SPD-Mann Dolgner sieht eindeutige Parallelen zum gescheiterten NPD-Verbotsverfahren. Wäre damals eine Informanten-Tätigkeit des Rocker-Chefs bekannt geworden, glaubt er, hätte das Gericht das Verbot der Bandidos wohl kaum durchgewunken: "Das Verbotsverfahren wäre schwerst gefährdet gewesen." 

 

Dolgner: "Untersuchungsausschuss notwendig"

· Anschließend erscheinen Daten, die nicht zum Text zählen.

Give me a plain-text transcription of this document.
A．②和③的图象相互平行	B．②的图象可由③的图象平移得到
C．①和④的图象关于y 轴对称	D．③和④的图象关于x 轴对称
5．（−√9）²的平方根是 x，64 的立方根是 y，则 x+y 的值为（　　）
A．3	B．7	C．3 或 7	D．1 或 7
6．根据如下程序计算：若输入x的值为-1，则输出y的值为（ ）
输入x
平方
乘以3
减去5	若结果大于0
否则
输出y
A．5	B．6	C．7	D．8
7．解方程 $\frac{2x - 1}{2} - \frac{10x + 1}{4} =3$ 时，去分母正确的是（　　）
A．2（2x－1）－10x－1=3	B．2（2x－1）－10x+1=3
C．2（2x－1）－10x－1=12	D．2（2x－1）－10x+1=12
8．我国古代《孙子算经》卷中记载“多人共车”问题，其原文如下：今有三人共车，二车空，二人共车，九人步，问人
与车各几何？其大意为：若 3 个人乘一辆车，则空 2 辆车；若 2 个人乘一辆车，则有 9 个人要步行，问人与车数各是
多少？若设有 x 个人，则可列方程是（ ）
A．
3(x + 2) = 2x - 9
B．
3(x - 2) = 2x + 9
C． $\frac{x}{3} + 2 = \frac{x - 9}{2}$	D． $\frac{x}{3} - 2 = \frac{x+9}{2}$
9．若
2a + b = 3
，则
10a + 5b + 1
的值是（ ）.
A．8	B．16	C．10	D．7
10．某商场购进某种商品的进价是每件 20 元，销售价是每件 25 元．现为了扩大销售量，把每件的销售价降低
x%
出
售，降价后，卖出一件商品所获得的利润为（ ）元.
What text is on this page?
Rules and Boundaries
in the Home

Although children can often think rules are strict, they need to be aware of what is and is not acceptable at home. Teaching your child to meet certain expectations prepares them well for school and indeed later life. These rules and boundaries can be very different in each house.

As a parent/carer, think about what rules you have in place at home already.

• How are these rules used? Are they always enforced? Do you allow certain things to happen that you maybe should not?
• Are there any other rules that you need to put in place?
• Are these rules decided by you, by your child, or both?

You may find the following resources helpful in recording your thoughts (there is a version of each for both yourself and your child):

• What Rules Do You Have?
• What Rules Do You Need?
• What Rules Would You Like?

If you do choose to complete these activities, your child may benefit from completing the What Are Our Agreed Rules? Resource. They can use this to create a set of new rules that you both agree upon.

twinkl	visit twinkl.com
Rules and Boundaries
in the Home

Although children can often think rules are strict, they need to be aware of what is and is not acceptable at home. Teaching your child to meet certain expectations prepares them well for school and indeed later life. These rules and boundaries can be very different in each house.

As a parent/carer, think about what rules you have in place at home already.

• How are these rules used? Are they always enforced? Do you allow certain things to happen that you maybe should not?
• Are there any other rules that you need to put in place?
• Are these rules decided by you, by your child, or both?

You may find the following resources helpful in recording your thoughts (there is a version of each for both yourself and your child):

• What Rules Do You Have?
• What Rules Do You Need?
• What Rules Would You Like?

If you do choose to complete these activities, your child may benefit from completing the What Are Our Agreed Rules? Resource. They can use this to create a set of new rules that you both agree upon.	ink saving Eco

Dolgner sieht viele offene Fragen - auch die, ob ein Informant der Behörden Vergünstigungen erhalten hat, die er nicht erhalten durfte. Und er befürchtet, dass dies anhand der Aktenlage nicht zu klären ist. Dafür brauche es Zeugenbefragungen: "Ich glaube, das tut dem Ansehen unseres gesamten Landes nicht gut, wenn das jetzt noch lange rumwabert." Die SPD-Fraktion im Landtag, halte einen Untersuchungsausschuss für notwendig, sagt er.

 

Das Innenministerium erklärte dazu: Den Bericht des LKA Mecklenburg-Vorpommern habe man zum Anlass genommen, die Führung von V-Leuten in Schleswig-Holstein neu zu organisieren. Eine "strukturierte Zusammenarbeit" mit "Bandidos" habe es zum Zeitpunkt des Verbots nicht gegeben.